Há outros projetos em tramitação, como o 439/2017, que racionaliza o cálculo das contribuições extraordinárias, o 312/2016, que endurece as penalidades para gestão temerária e/ou fraudulenta nos fundos , o 268/2016, que trata da governança dos fundos de pensão, e o 265/2016, que trata das responsabilidades do patrocinador na recomposição do patrimônio dos planos. Todos merecem atenção e ação de nossa parte para obter mais alívio e segurança para os participantes tanto no presente como no futuro.

Cabe às entidades que têm poder de representação dos participantes fazer pressão nos gabinetes do Congresso Nacional, secundando a bela iniciativa do abnegado grupo de colegas que obteve a criação da frente parlamentar de apoio à nossa causa.

Outra forma de resistir à implantação do PP 3, como já apontado, é questionar a legalidade da operação como um todo, notadamente a forma da constituição de suas reservas a partir das reservas de outro plano. Cabe aos jurídicos de nossas entidades representativas analisar essa questão e, se for o caso, impugnar sua criação.

Finalmente, temos a opção do PED alternativo.
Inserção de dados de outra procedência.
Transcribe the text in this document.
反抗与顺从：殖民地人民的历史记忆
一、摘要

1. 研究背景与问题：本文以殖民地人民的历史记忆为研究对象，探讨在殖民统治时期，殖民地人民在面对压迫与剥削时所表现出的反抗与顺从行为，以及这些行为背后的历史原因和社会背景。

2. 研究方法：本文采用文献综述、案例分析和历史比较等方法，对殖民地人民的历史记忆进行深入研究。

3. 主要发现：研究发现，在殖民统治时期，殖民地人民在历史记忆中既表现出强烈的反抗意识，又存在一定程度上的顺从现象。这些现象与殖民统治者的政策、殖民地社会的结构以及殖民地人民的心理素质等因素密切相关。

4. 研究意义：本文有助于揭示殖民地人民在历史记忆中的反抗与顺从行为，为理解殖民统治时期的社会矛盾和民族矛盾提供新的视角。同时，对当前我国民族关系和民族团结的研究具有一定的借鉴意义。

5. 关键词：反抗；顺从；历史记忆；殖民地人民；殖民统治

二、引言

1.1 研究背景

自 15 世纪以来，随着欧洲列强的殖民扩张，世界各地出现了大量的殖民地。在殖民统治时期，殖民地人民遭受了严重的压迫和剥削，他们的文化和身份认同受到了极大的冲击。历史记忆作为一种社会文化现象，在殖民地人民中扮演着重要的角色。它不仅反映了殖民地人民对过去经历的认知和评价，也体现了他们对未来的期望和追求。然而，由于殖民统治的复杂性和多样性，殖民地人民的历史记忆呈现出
Esse PED foi elaborado com participação de várias entidades, o que envolveu deixar momentaneamente de lado antagonismos históricos. Ele mantém o patrocínio efetivo da Petrobras e BR sem abrir mão das ações, o que é a essência do que defendemos como posição irredutível dos participantes. Reconheço dificuldades significativas para sua aceitação pelos participantes, órgãos reguladores e patrocinadores, mas acredito que essa iniciativa seja nitidamente melhor que o PP3 ao mesmo tempo em que não vislumbro outra solução viável que responda à urgência que nos aflige.

Ainda há quem acredite que exibir para a Petrobras um DIP do século passado – aquele onde um órgão interno opina que os déficits dao PPSP sejam de responsabilidade da Companhia – vá fazer com que ela despeje nos planos trinta e cinco bilhões de reais. Está na hora de reconhecer humildemente que isso não vai acontecer. Qualquer contribuição adicional dos patrocinadores em relação ao que hoje está definido, não importa o quão escandalosamente tenhamos sido traídos e roubados, somente será obtida com muita pressão no legislativo e um trabalho competente nas ações que correm no Judiciário. Em paralelo, temos que exercer pressão forte e permanente sobre a gestão da Petros, exigindo dela o cumprimento de seu dever de fidúcia, o que inclui cobrança agressiva das dívidas dos patrocinadores e colaboração efetiva com a Operação Greenfield, na qual o Ministério Público busca reparações para os malfeitos de que fomos vítimas.